Subject: Re: What case problem is Franz trying to solve?
From: Erik Naggum <erik@naggum.net>
Date: 2000/11/15
Newsgroups: comp.lang.lisp
Message-ID: <3183236007594313@naggum.net>

* Marco Antoniotti <marcoxa@cs.nyu.edu>
| All the proposals I saw deal only with READTABLE-CASE manipulation.
| In the case of John's proposal, there is a blanket statement that
| institutes the behavior of symbol lookup on certain (all) packages.
| My proposal (which is beyond ANSI) explicitely gives the control about
| how symbols get interned in packages to the user, and IMHO it obviates
| the problem of eventually breaking currently working ANSI packages.

  Placing this information in the package is a big mistake.  The package
  does not know which case you are using today, and it should not know
  in the future, either.  The package has a hashtable that needs to deal
  with access to symbols, and intern needs to know about it, but the
  package is the wrong place to store that decision.  This is not only a
  question of use-package and the "mystery factor" that will force a
  user to know which package a symbol is interned in, but of abstraction
  and goes to the whole purpose of the package system.

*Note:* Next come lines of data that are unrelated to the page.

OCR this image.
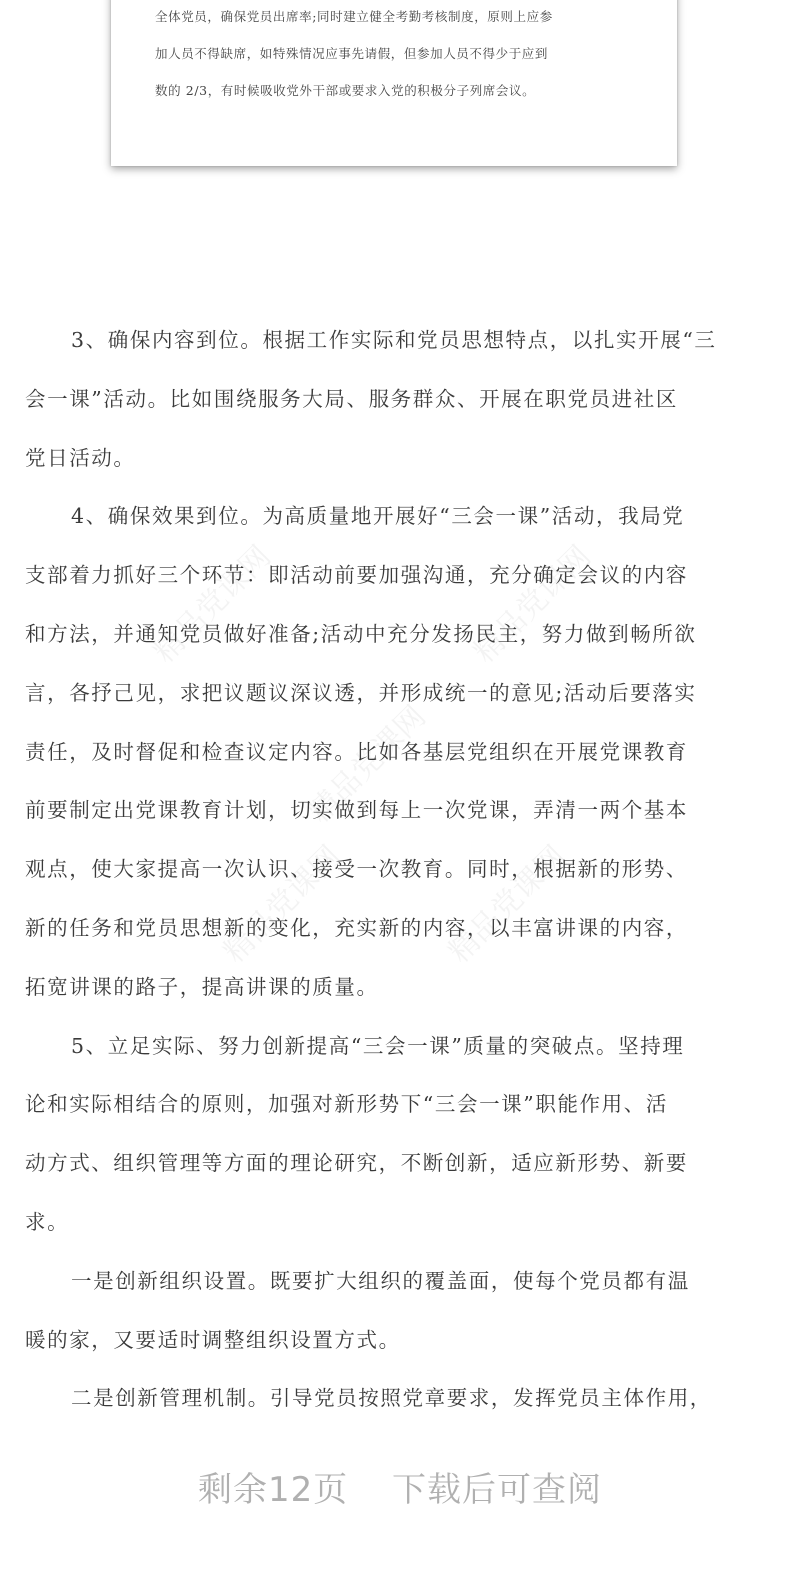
全体党员，确保党员出席率;同时建立健全考勤考核制度，原则上应参
加人员不得缺席，如特殊情况应事先请假，但参加人员不得少于应到
数的 2/3，有时候吸收党外干部或要求入党的积极分子列席会议。
精品党课网	精品党课网
精品党课网
精品党课网	精品党课网
3、确保内容到位。根据工作实际和党员思想特点，以扎实开展“三
会一课”活动。比如围绕服务大局、服务群众、开展在职党员进社区
党日活动。
4、确保效果到位。为高质量地开展好“三会一课”活动，我局党
支部着力抓好三个环节：即活动前要加强沟通，充分确定会议的内容
和方法，并通知党员做好准备;活动中充分发扬民主，努力做到畅所欲
言，各抒己见，求把议题议深议透，并形成统一的意见;活动后要落实
责任，及时督促和检查议定内容。比如各基层党组织在开展党课教育
前要制定出党课教育计划，切实做到每上一次党课，弄清一两个基本
观点，使大家提高一次认识、接受一次教育。同时，根据新的形势、
新的任务和党员思想新的变化，充实新的内容，以丰富讲课的内容，
拓宽讲课的路子，提高讲课的质量。
5、立足实际、努力创新提高“三会一课”质量的突破点。坚持理
论和实际相结合的原则，加强对新形势下“三会一课”职能作用、活
动方式、组织管理等方面的理论研究，不断创新，适应新形势、新要
求。
一是创新组织设置。既要扩大组织的覆盖面，使每个党员都有温
暖的家，又要适时调整组织设置方式。
二是创新管理机制。引导党员按照党章要求，发挥党员主体作用，
剩余12页 下载后可查阅
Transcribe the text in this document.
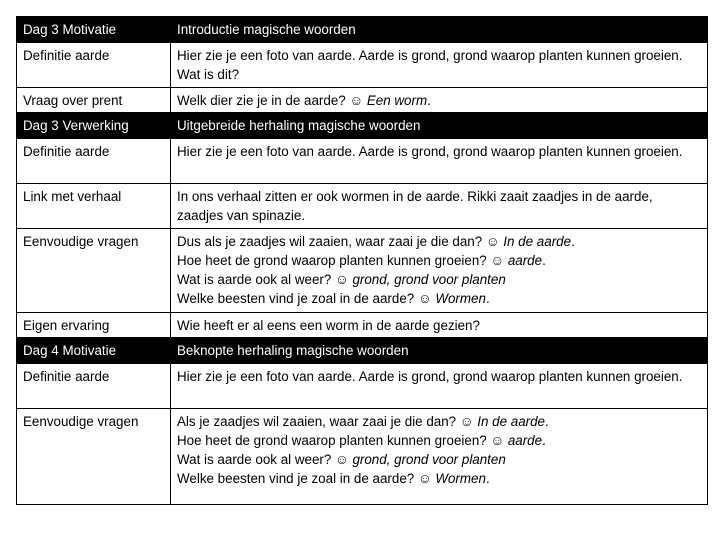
Dag 3 Motivatie	Introductie magische woorden
Definitie aarde	Hier zie je een foto van aarde. Aarde is grond, grond waarop planten kunnen groeien. Wat is dit?
Vraag over prent	Welk dier zie je in de aarde? ☺ Een worm.

Dag 3 Verwerking	Uitgebreide herhaling magische woorden
Definitie aarde	Hier zie je een foto van aarde. Aarde is grond, grond waarop planten kunnen groeien.
Link met verhaal	In ons verhaal zitten er ook wormen in de aarde. Rikki zaait zaadjes in de aarde, zaadjes van spinazie.
Eenvoudige vragen	Dus als je zaadjes wil zaaien, waar zaai je die dan? ☺ In de aarde.
Hoe heet de grond waarop planten kunnen groeien? ☺ aarde.
Wat is aarde ook al weer? ☺ grond, grond voor planten
Welke beesten vind je zoal in de aarde? ☺ Wormen.

Eigen ervaring	Wie heeft er al eens een worm in de aarde gezien?
Dag 4 Motivatie	Beknopte herhaling magische woorden
Definitie aarde	Hier zie je een foto van aarde. Aarde is grond, grond waarop planten kunnen groeien.
Eenvoudige vragen	Als je zaadjes wil zaaien, waar zaai je die dan? ☺ In de aarde.
Hoe heet de grond waarop planten kunnen groeien? ☺ aarde.
Wat is aarde ook al weer? ☺ grond, grond voor planten
Welke beesten vind je zoal in de aarde? ☺ Wormen.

  It is _paramount_ that we maintain case insensitivity as a major
  concern.  If we _design_ for system-wide case sensitivity, we _must_
  lose big time on several fronts and we are almost certain to commit a
  Foderaro and just go ahead and "solve" all the problems that crop up,
  instead of rethinking the problem when the number of problems becomes
  too high.  Franz Inc's solution, with separate images, global changes
  to all symbols, etc, with no memory of original case or anything, is a
  fantastic mistake.  It "works" because Franz Inc has chosen to invest
  the resources it takes to _make_ it work and that has mostly to do
  with some irrational antipathies towards upper-case symbols.  From
  what I can see, it is an unwarranted waste of resources to do it the
  way they have done it.

  The purpose of a change should be to increase freedom of expression.
  Given that, we must consider the consequences of employing both lower-
  and upper-case symbols (and code that creates and accesses them) in
  the same Lisp image.  However, in so doing, we must also consider the
  argument that Unicode case translation is expensive.  It is expensive
  if done wrong, but if we keep in mind that case translation should be
  very, very efficient, we optimize this by storing into each character
  object as read from a stream more information than strictly necessary
  for storing into strings.  This is viable because we are going to do a
  _lot_ of table lookups at that point, anyway, when using any external
  format that translates into Unicode.

#:Erik
-- 
  ALGORITHM: a procedure for solving a mathematical problem in a finite
  number of steps that frequently involves repetition of an operation.
  ALGOREISM: a procedure for solving an electoral problem in a finite
  number of steps that frequently involves repetition of an operation.